Maureen Flaherty, acting director of the University of Manitoba’s Centre for Ukrainian Canadian Studies, said the significance of Ukraine to Canada, and to the West, lies in its status as a “borderland” between two very different regions with very different visions of the future.
“It’s being kind of a buffer zone between Europe and Russia, and now I think it’s really important for us to support Ukraine to develop fully as an independent democracy so they can stand up for themselves,” she said. “Not necessarily against Russia but certainly with the rest of Europe.”
Flaherty said there are parallels to be drawn in how democratic western countries have responded to Russian encroachment in Ukraine and how they are working to support the re-establishment of democracy in Venezuela. The common theme is the risk that authoritarian influence poses to the international rule of law the West is built upon.

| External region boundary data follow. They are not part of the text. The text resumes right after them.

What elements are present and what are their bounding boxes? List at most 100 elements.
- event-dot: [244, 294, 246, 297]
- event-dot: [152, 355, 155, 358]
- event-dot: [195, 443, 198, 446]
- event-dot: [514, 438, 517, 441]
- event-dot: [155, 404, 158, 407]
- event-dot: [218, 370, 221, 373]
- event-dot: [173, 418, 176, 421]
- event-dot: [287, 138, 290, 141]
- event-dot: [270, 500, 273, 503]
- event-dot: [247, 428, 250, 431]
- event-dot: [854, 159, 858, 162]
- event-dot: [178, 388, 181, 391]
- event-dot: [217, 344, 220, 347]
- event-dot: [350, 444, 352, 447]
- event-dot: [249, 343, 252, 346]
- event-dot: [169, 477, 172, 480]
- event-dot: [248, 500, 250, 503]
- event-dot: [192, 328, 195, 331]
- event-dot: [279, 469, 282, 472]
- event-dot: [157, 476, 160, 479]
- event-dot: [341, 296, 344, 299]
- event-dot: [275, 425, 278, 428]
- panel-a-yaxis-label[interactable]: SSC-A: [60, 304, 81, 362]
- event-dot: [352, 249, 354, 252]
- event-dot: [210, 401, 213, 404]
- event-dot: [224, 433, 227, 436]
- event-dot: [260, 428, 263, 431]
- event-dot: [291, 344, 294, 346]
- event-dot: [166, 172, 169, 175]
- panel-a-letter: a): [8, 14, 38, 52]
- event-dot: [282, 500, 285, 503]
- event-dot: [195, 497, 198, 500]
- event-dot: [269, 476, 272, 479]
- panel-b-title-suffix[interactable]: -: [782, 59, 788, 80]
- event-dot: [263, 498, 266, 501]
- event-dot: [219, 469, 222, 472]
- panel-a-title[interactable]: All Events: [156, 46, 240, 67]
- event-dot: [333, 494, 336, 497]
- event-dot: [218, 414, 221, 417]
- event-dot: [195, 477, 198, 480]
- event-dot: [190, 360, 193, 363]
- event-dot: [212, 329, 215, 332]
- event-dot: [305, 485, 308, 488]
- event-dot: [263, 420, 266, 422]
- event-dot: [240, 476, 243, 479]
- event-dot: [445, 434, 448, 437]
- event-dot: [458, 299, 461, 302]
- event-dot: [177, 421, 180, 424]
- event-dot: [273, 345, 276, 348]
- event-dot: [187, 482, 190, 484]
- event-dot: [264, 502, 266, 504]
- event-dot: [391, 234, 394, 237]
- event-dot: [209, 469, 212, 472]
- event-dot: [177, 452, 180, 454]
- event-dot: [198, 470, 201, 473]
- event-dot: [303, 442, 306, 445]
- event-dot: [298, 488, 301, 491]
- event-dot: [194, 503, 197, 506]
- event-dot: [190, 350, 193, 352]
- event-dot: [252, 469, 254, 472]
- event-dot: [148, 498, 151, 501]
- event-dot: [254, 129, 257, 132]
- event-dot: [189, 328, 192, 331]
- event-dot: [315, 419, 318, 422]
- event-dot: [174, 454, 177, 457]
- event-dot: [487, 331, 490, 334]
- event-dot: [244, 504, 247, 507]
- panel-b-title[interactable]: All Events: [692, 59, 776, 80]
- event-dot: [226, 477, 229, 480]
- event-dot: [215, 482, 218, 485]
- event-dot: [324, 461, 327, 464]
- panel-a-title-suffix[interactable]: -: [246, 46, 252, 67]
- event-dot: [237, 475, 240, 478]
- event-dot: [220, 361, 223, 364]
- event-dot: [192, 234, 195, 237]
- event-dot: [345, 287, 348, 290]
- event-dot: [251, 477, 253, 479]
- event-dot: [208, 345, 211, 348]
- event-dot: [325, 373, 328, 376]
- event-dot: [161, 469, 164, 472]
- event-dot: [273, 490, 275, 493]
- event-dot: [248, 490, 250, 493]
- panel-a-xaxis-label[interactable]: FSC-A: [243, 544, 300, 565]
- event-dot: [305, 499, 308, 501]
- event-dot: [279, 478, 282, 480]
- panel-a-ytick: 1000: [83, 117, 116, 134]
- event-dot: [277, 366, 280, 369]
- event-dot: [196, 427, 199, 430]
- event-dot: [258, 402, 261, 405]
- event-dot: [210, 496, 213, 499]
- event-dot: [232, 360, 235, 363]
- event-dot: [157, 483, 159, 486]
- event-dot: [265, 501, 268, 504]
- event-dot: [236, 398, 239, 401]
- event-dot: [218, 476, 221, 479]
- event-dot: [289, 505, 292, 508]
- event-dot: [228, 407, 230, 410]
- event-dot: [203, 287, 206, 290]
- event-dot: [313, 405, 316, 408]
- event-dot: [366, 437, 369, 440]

That foundation includes respect for human rights, free expression and democratic values, she said.
Given Zelenskiy is largely an unknown commodity, Flaherty added that the next few days of the conference will be high stakes in building personal ties with the Ukrainian president so he is invested in keeping Ukraine on track towards rebuilding its civil society and not pivoting east towards Russia.
“It’s really crucial for alliances to be built, probably personally as well as otherwise, so that this man will know he has allies in other places, too,” she said. “We don’t want to alienate the guy, but we do want to help influence him positively with this western part of the world.”